Years ago, I wrote all the time. Dedicated to it. And now it feels like I've lost the dedicated feeling. Except for April, I have no problem writing a new poem every day and posting. But I guess, there's not much more to say about that. 

I sit around thinking of great things to write, these thought provoking phrases come and go and by the time I sit down to write, it all vanishes. And I want to maybe post at least a 100 words. That is nothing. But for some reason 100 words is quite difficult. These thoughts combine with the thoughts about my creative work and it all gets flushed down the toilet.

I find myself daydreaming about the improbable- dreaming about fame I want but don't at the same time. The house on the beach or maybe in the Poconos. Or maybe both. Even my daydreams become blurred with the fiction I always seem to find myself in.

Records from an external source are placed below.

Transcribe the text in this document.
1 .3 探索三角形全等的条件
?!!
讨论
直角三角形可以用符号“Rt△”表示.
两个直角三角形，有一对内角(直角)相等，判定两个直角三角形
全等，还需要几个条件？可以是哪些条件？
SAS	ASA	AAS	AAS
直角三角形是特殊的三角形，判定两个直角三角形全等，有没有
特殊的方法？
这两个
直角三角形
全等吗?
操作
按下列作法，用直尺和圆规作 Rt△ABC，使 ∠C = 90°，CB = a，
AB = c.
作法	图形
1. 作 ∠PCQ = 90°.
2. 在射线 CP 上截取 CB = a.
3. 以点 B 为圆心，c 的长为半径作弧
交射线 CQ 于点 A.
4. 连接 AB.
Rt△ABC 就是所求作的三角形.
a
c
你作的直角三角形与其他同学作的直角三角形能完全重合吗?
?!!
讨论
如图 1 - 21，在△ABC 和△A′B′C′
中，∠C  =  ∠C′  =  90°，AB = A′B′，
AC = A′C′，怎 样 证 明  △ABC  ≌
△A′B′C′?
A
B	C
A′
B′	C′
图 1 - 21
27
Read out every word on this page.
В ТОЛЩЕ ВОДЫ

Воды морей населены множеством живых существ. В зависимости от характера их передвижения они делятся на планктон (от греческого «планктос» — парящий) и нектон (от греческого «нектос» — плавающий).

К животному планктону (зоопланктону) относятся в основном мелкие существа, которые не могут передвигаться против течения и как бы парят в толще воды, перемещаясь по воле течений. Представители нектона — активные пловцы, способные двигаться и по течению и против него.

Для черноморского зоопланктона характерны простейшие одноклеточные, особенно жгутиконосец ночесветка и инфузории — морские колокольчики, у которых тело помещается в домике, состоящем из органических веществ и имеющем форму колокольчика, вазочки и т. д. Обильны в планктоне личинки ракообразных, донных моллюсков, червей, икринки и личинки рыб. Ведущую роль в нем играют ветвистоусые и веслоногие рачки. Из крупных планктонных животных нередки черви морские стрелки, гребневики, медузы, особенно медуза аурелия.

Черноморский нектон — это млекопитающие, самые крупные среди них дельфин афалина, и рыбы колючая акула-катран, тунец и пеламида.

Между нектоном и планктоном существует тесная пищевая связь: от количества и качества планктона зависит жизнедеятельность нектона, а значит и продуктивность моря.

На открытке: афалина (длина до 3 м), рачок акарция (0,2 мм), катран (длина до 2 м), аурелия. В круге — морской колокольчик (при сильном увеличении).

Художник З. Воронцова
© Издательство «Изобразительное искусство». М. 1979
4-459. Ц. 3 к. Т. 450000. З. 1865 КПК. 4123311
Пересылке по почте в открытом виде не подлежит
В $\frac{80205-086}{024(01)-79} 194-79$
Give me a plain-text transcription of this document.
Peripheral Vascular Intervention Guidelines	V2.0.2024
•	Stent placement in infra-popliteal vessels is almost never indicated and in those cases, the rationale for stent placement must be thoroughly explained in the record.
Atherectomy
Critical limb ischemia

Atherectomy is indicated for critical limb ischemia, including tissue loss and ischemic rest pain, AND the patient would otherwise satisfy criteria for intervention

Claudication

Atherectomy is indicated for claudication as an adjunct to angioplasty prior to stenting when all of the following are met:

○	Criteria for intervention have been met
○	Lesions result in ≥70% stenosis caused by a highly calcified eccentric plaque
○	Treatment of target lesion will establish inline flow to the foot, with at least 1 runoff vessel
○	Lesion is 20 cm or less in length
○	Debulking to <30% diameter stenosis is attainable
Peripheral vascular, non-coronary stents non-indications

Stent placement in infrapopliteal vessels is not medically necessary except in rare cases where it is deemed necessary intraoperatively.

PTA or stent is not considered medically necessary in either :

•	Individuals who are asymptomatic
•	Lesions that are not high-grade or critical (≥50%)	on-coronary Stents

I told the doctor about this fog. I should've told her that if I lose my mind then I am nothing. But sometimes I wonder if I already lost my mind, and I just don't know it. I want to find those pieces of myself that went missing over the years. 

Once I think I found my writer's voice and now it seems missing again.

Well that's enough for today... who knows what tomorrow will bring. For now, I'm going out to mow the grass while there is a strong wind from the west and the sun peek a boo through the clouds. And maybe the wish fuzz will float in the breeze sparkling in sunshine.